It’s impossible to say if the Church of Latter Day Saints got any converts during last night’s opening performance of “The Book of Mormon.” But it’s safe to say many in the audience left as true believers – in the Broadway musical.
The national touring show of the New York hit is at Seattle’s Paramount Theatre for a run through Jan. 20. It’s as blasphemous as it hilarious.
The show opens with a recorded voice over delivered by the show’s creators – Matt Stone and Trey Parker – with their distinctive “South Park” inflections. They voice Jesus (“Ahh am Jesus you guys”) who wears Vegas infused robes and the angel Moroni. The Mormon creation story is told in bullet points and without irony – making it seem utterly ridiculous.
And thus the die is cast.
Soon we’re with neatly groomed Mormon elders (men in their late teens and early 20s) in the opening song, “Hello!” – a satire on the doorbell ringing missionaries.
As the men are about to leave on their two-year missions a woman in an African costume – as might be imagined by a six-year-old – arrives amidst light and sounds changes and performs a feverish song and dance. It’s a typical Broadway musical contrivance. Or so we think.
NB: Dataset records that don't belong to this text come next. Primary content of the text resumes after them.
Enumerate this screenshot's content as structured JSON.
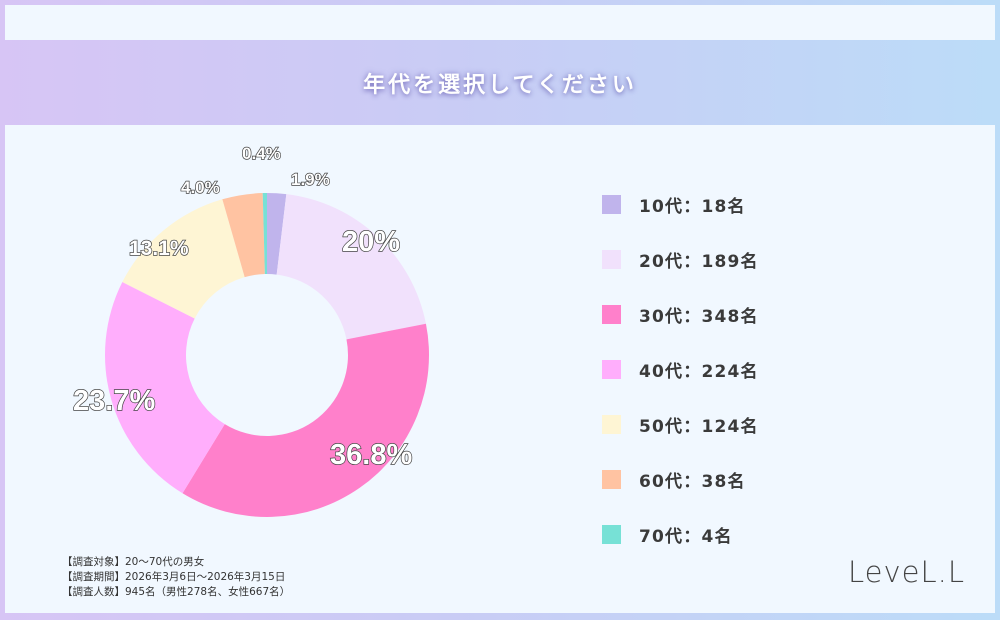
{
  "banner": {
    "title": "年代を選択してください"
  },
  "legend": {
    "items": [
      {
        "label": "10代：18名",
        "color": "#c0b4ec"
      },
      {
        "label": "20代：189名",
        "color": "#f1e1fc"
      },
      {
        "label": "30代：348名",
        "color": "#ff80cb"
      },
      {
        "label": "40代：224名",
        "color": "#ffaefc"
      },
      {
        "label": "50代：124名",
        "color": "#fef5d4"
      },
      {
        "label": "60代：38名",
        "color": "#ffc3a2"
      },
      {
        "label": "70代：4名",
        "color": "#77e1d6"
      }
    ]
  },
  "notes": {
    "target": "【調査対象】20〜70代の男女",
    "period": "【調査期間】2026年3月6日〜2026年3月15日",
    "respondents": "【調査人数】945名（男性278名、女性667名）"
  },
  "logo": {
    "text": "LeveL.L"
  },
  "chart_data": {
    "type": "pie",
    "variant": "donut",
    "title": "年代を選択してください",
    "categories": [
      "10代",
      "20代",
      "30代",
      "40代",
      "50代",
      "60代",
      "70代"
    ],
    "values": [
      18,
      189,
      348,
      224,
      124,
      38,
      4
    ],
    "percent_labels": [
      "1.9%",
      "20%",
      "36.8%",
      "23.7%",
      "13.1%",
      "4.0%",
      "0.4%"
    ],
    "colors": [
      "#c0b4ec",
      "#f1e1fc",
      "#ff80cb",
      "#ffaefc",
      "#fef5d4",
      "#ffc3a2",
      "#77e1d6"
    ],
    "total": 945,
    "start_angle": "12 o'clock",
    "direction": "clockwise",
    "legend_position": "right"
  }
}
Stone and Parker have done an end run around the audience. It was the first of many times the rug was pulled from under my feet in the show. And I couldn’t have been happier.
The show’s two leads are played by tall and good looking Mark Evans (Elder Price) and short, chubby Christopher John O’Neill (Elder Cunningham.) Price is shallow (he wants to be sent to Orlando) and Cunningham is desperate to be liked. By anyone.
The pair contrast physically and in character – a vital component in a show filled with white shirt/black tie wearing white men of the same age.
The two soon find themselves in Uganda where they are robbed of all their possessions – and illusions. Evans nails the roll of Price. His rendition of “You and Me (But Mostly Me)” sums up his character nicely. O’Neill also turns out a fine performance as the earnest and disheveled elder who admits he’s never actually read The Book of Mormon. But O’Neill never made me a believer like Evans did.
Nevertheless, O’Neill is the comic center of the farce as he tries to teach his version of The Book of Mormon to the Ugandan villagers using a mix of “Star Wars” and J.R.R. Tolkien mythology.
O’Neill partners well with Samantha Marie Ware, a gem in her role as Nabulungli (Elder Cunningham’s constant mispronunciation of her name is a running gag.) The two master the duet “Baptize Me” which mixes sexual tension and, yes, baptism.
Ware cements her character’s gullible innocence in “Sal Tlay Ka Siti” – an ode to that most Mormon of all cities.
The villagers, besieged by a warlord, AIDS and forced female circumcision, want little to do with the missionaries at first. One of the funniest moments in the musical is their song, “Hasa Diga Eebowai” which they teach to the enthusiastic missionaries. Enthusiastic, that is, until they learn what it means (let’s just say it’s a textbook definition of blasphemy.) It’s one of the most profane and joyous songs I’ve ever heard and a clear riff on the saccharin vibe of “Lion King.”
Another highlight is when the missionaries come together to sing “Turn It Off” – a how-to on ridding one’s mind of impure (think gay) and other negative thoughts. It’s a bizarre and entertaining combination of The Clapper, “Cabaret” and a guilt trip.
The show’s musical high point is “Spooky Mormon Hell Dream.” Elder Price, filled with guilt, dreams he’s in hell. It’s an over-the-top destination with a lot of “South Park” touches. Saddam Hussein doesn’t make an appearance but a cast of recent historical characters does. As does two dancing products from a well-known Seattle-based company. The latter elicited much laughter and clapping from the audience who clearly loved seeing their hometown hero in hell. Perhaps a certain somebody shouldn’t have sold The Sonics to Oklahoma City.
The comedic highpoint comes when the villagers, led by Nabulungli, put on a play that tells the Mormon history (as they think it is) for a visiting mission president. The president is not amused.
Finally, “I am Africa” sends up every Western stereotype of Africa – driving home the point that the entire musical, from Utah to Uganda, is parody.
The music, while entertaining, didn’t have me singing as I left the theater (probably a good thing as the lyrics might get one arrested.) Comedy is clearly what has made “The Book of Mormon” a giant hit.